For those who may have heard some vague account, it should be made clear -- Polanski was charged at the age of 44 with forcible rape by use of drugs, perversion, sodomy, lewd and lascivious acts upon and furnishing a controlled substance to a 13-year-old girl. He got a 13-year-old girl drunk, gave her half a quaalude (the "date rape" drug of the time) to further sedate her, and then raped her. (I think everyone who has taken interest in this case should know exactly what he did, so all the lurid details are recounted by the victim here.)
I would also add something I have not seen in most of the recent accounts of this case. He allegedly was disgusted when he asked if the 13-year-old girl was on birth control, and she said no. So he stopped regular intercourse and sodomized her so that he wouldn't risk getting her pregnant. How thoughtful. What genius.
The charges were dismissed under the terms of his plea bargain. The transcript shows that the sole reason the prosecutors agreed to the arrangement was that the 13-year-old girl and her parents were desperate to avoid the publicity of a trial.
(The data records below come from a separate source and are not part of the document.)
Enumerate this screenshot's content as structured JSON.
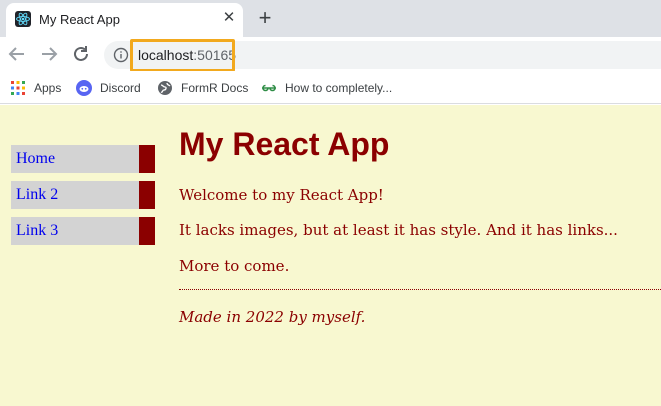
{
  "browser": {
    "tab": {
      "title": "My React App",
      "close_symbol": "✕"
    },
    "new_tab_symbol": "+",
    "address": {
      "host": "localhost",
      "port": ":50165"
    },
    "bookmarks": [
      {
        "label": "Apps",
        "icon": "apps-grid-icon"
      },
      {
        "label": "Discord",
        "icon": "discord-icon"
      },
      {
        "label": "FormR Docs",
        "icon": "globe-icon"
      },
      {
        "label": "How to completely...",
        "icon": "geeksforgeeks-icon"
      }
    ],
    "highlight_color": "#f2a91e"
  },
  "page": {
    "nav": [
      {
        "label": "Home"
      },
      {
        "label": "Link 2"
      },
      {
        "label": "Link 3"
      }
    ],
    "heading": "My React App",
    "paragraphs": [
      "Welcome to my React App!",
      "It lacks images, but at least it has style. And it has links...",
      "More to come."
    ],
    "footer": "Made in 2022 by myself.",
    "colors": {
      "background": "#f8f8d0",
      "text": "#8b0000",
      "nav_bg": "#d3d3d3",
      "link": "#0000ee"
    }
  }
}
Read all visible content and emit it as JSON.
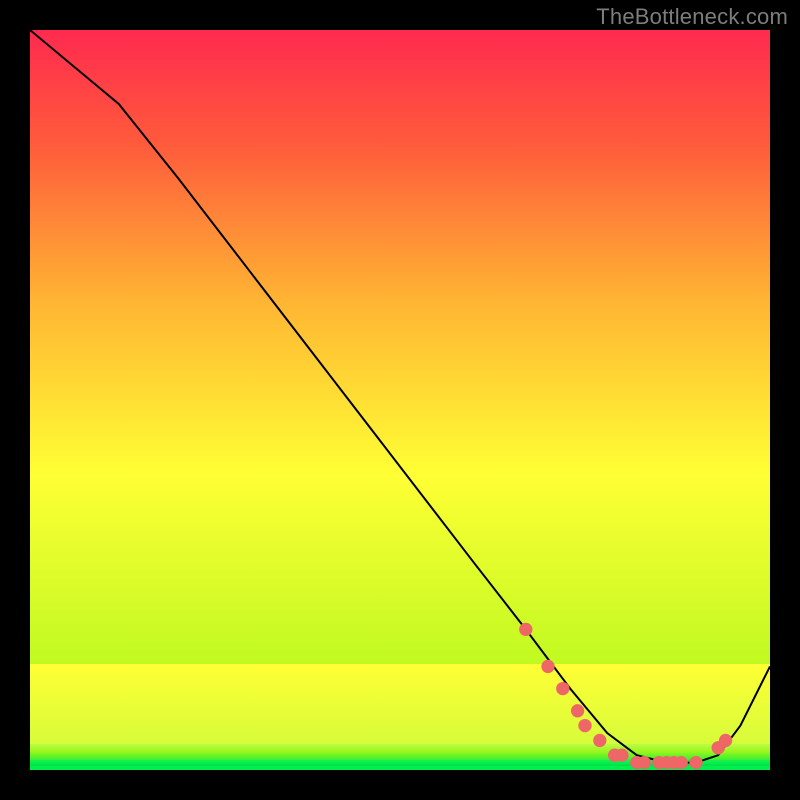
{
  "attribution": "TheBottleneck.com",
  "chart_data": {
    "type": "line",
    "title": "",
    "xlabel": "",
    "ylabel": "",
    "xlim": [
      0,
      100
    ],
    "ylim": [
      0,
      100
    ],
    "grid": false,
    "background_gradient": {
      "stops": [
        {
          "pos": 0.0,
          "color": "#0bf04e"
        },
        {
          "pos": 0.02,
          "color": "#5cf12c"
        },
        {
          "pos": 0.04,
          "color": "#a7f71a"
        },
        {
          "pos": 0.4,
          "color": "#ffff34"
        },
        {
          "pos": 0.63,
          "color": "#ffb633"
        },
        {
          "pos": 0.85,
          "color": "#ff593c"
        },
        {
          "pos": 1.0,
          "color": "#ff2a4f"
        }
      ]
    },
    "series": [
      {
        "name": "bottleneck-curve",
        "color": "#000000",
        "x": [
          0,
          6,
          12,
          20,
          30,
          40,
          50,
          60,
          67,
          73,
          78,
          82,
          86,
          90,
          93,
          96,
          100
        ],
        "y": [
          100,
          95,
          90,
          80,
          67,
          54,
          41,
          28,
          19,
          11,
          5,
          2,
          1,
          1,
          2,
          6,
          14
        ]
      }
    ],
    "valley_markers": {
      "name": "optimal-range-dots",
      "color": "#ee6666",
      "x": [
        67,
        70,
        72,
        74,
        75,
        77,
        79,
        80,
        82,
        83,
        85,
        86,
        87,
        88,
        90,
        93,
        94
      ],
      "y": [
        19,
        14,
        11,
        8,
        6,
        4,
        2,
        2,
        1,
        1,
        1,
        1,
        1,
        1,
        1,
        3,
        4
      ]
    }
  }
}
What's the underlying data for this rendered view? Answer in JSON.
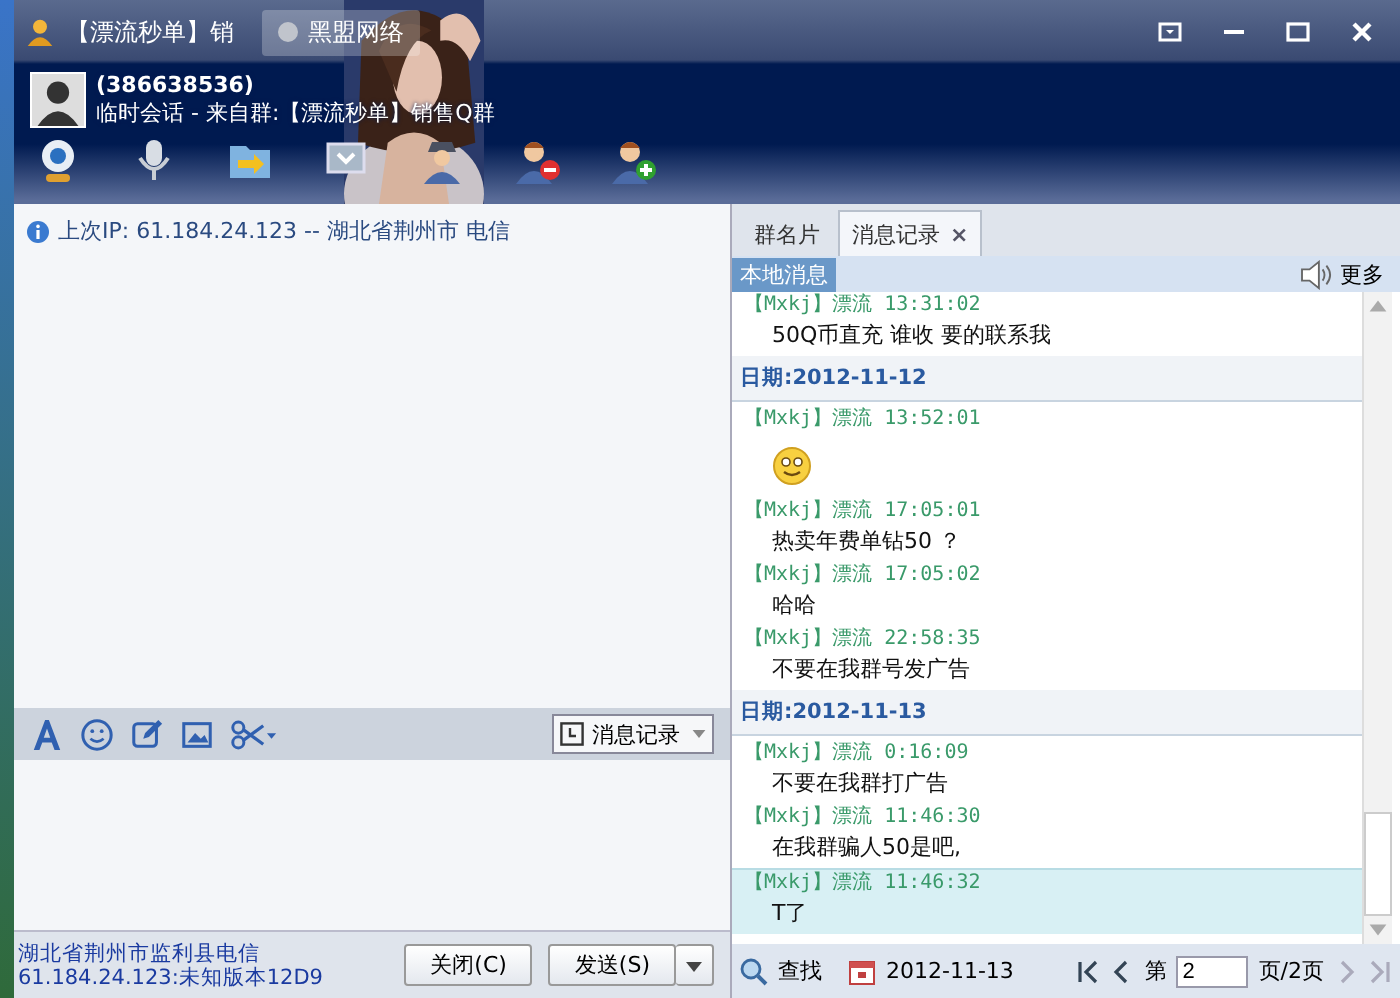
{
  "window": {
    "title": "【漂流秒单】销",
    "tab": "黑盟网络"
  },
  "contact": {
    "number": "(386638536)",
    "subtitle": "临时会话 - 来自群:【漂流秒单】销售Q群"
  },
  "info_bar": {
    "text": "上次IP: 61.184.24.123 -- 湖北省荆州市 电信"
  },
  "tabs": [
    {
      "label": "群名片",
      "selected": false
    },
    {
      "label": "消息记录",
      "selected": true,
      "close": "×"
    }
  ],
  "history": {
    "badge": "本地消息",
    "more": "更多",
    "items": [
      {
        "kind": "message",
        "header": "【Mxkj】漂流 13:31:02",
        "text": "50Q币直充 谁收 要的联系我",
        "selected": false
      },
      {
        "kind": "date",
        "label": "日期:2012-11-12"
      },
      {
        "kind": "emoji",
        "header": "【Mxkj】漂流 13:52:01",
        "selected": false
      },
      {
        "kind": "message",
        "header": "【Mxkj】漂流 17:05:01",
        "text": "热卖年费单钻50 ？",
        "selected": false
      },
      {
        "kind": "message",
        "header": "【Mxkj】漂流 17:05:02",
        "text": "哈哈",
        "selected": false
      },
      {
        "kind": "message",
        "header": "【Mxkj】漂流 22:58:35",
        "text": "不要在我群号发广告",
        "selected": false
      },
      {
        "kind": "date",
        "label": "日期:2012-11-13"
      },
      {
        "kind": "message",
        "header": "【Mxkj】漂流 0:16:09",
        "text": "不要在我群打广告",
        "selected": false
      },
      {
        "kind": "message",
        "header": "【Mxkj】漂流 11:46:30",
        "text": "在我群骗人50是吧,",
        "selected": false
      },
      {
        "kind": "message",
        "header": "【Mxkj】漂流 11:46:32",
        "text": "T了",
        "selected": true
      }
    ],
    "footer": {
      "search": "查找",
      "date": "2012-11-13",
      "page_prefix": "第",
      "page": "2",
      "page_suffix": "页/2页"
    }
  },
  "compose": {
    "history_button": "消息记录"
  },
  "status": {
    "location": "湖北省荆州市监利县电信",
    "version": "61.184.24.123:未知版本12D9"
  },
  "buttons": {
    "close": "关闭(C)",
    "send": "发送(S)"
  }
}
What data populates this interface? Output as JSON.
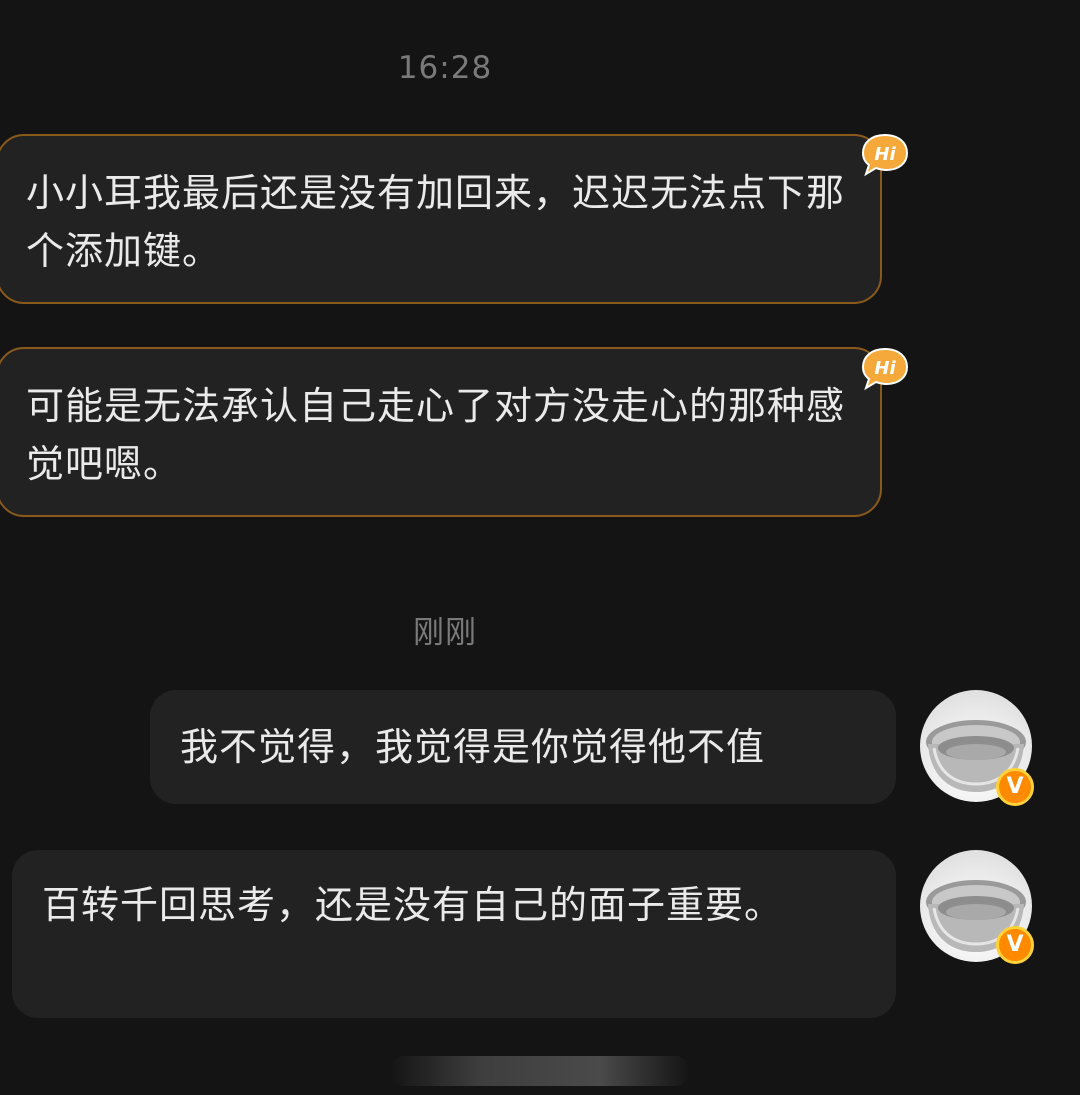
{
  "chat": {
    "time_1": "16:28",
    "time_2": "刚刚",
    "messages": [
      {
        "side": "incoming",
        "text": "小小耳我最后还是没有加回来，迟迟无法点下那个添加键。",
        "badge": "Hi"
      },
      {
        "side": "incoming",
        "text": "可能是无法承认自己走心了对方没走心的那种感觉吧嗯。",
        "badge": "Hi"
      },
      {
        "side": "outgoing",
        "text": "我不觉得，我觉得是你觉得他不值",
        "vip": "V",
        "avatar": "stainless-bowl-avatar"
      },
      {
        "side": "outgoing",
        "text": "百转千回思考，还是没有自己的面子重要。",
        "vip": "V",
        "avatar": "stainless-bowl-avatar"
      }
    ]
  },
  "colors": {
    "background": "#141414",
    "bubble": "#222222",
    "incoming_border": "#8a5a1c",
    "hi_badge": "#f4a93a",
    "vip_badge": "#ff8a00",
    "timestamp": "#7a7a7a"
  }
}
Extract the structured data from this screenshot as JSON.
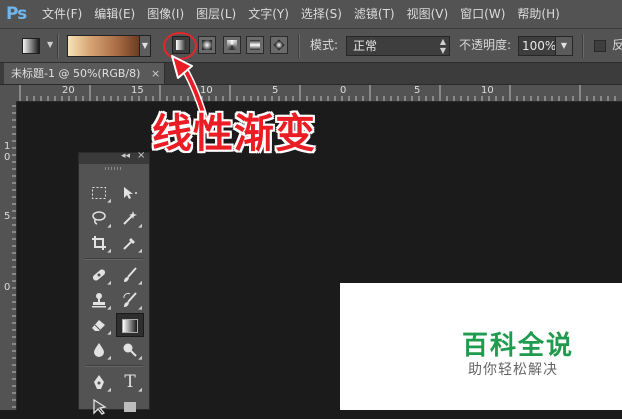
{
  "app": {
    "logo": "Ps"
  },
  "menu": [
    "文件(F)",
    "编辑(E)",
    "图像(I)",
    "图层(L)",
    "文字(Y)",
    "选择(S)",
    "滤镜(T)",
    "视图(V)",
    "窗口(W)",
    "帮助(H)"
  ],
  "options": {
    "mode_label": "模式:",
    "mode_value": "正常",
    "opacity_label": "不透明度:",
    "opacity_value": "100%",
    "reverse_label": "反",
    "gradient_types": [
      "linear",
      "radial",
      "angle",
      "reflected",
      "diamond"
    ],
    "selected_type": "linear"
  },
  "document": {
    "tab_title": "未标题-1 @ 50%(RGB/8)",
    "close_glyph": "×"
  },
  "ruler": {
    "top_numbers": [
      "20",
      "15",
      "10",
      "5",
      "0",
      "5",
      "10"
    ],
    "left_numbers": [
      "1",
      "0",
      "5",
      "0"
    ]
  },
  "annotation": {
    "label": "线性渐变",
    "color": "#ea1d24"
  },
  "toolpanel": {
    "collapse_glyph": "◂◂",
    "close_glyph": "×"
  },
  "watermark": {
    "title": "百科全说",
    "subtitle": "助你轻松解决",
    "title_color": "#1e9b4c"
  }
}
Polanski pleaded guilty to the lesser charge of engaging in unlawful sexual intercourse with a minor, and expected to be given probation. The maximum sentence he could have faced was 50 years, although prosecutors had said at the time that the typical sentence was 16 months to three years in prison.
Now, there has been a determination of wrong-doing by the now-deceased judge originally assigned to the case, who it seemed was dazzled by the limelight, and may have been set on handing down an unusually harsh sentence. (Of course, this would have been compared to the above-mentioned "typical sentence" -- which was far too lenient in my opinion.)
So fearing he faced the rest of his life in jail, Polanski fled. Now I don't have a total run-down of his appeals in this case, but I have found no story recounting that his lawyers tried at the time to have the judge dismissed in order to receive a more fair sentencing. It seems at various times all they have sought is probation, dismissal of all charges, or clemency.
Polanski unfathomably believes that the time he served -- about 45 days in jail -- was enough punishment for what he did. Actually, he probably thinks it was too much. He has never expressed any kind of remorse. And in his autobiography, he defiantly claimed that the 13-year-old girl was a willing participant. To this day the woman who was 13 at the time, although she has said she wants an end to all this and that he should not serve any jail time, categorically denies it was consensual.
And still there are throngs that cry for clemency. They believe he was a victim of a stage mom and an ambitious Lolita intent on fame, a judge looking for his own distinction, and (most laughably) a puritanical American society that just doesn't understand the looser mores of Europeans. He is an artistic genius, they say -- so that means we should excuse his criminal behavior?!
Even though psychiatric evaluations back then determined he was not a pedophile and not a danger, I beg to differ. He soon afterward had an affair with a 15-year old Nastassja Kinski, so this cannot be called a one-time indiscretion. (And who knows if there were other victims who never stepped forward?) Though maybe he wasn't a hard-core predator, he certainly did not see anything wrong with sexual relations with minors.
So yes, he may have directed some impressive movies -- I begrudgingly watched The Pianist because I wanted to see Adrien Brody's performance. I had to separate the director from the criminal, and I have to say it was an outstanding movie. But when I watched the Oscars, and Polanski won -- well, I was not standing up and emphatically applauding like Scorcese and his ilk.
So while Polanski's victim had to face inconceivable circumstances -- first his attack, the grand jury testimony, and then decades later an occasional return to this horrific spotlight -- her attacker fled and lived a life of luxury in France. Though thankfully she seems to have come to peace with what happened to her, that does not mean that Polanski should avert his long overdue punishment.

Not directing a masterpiece -- nor enduring terrible tragedies in life -- excuses despicable acts.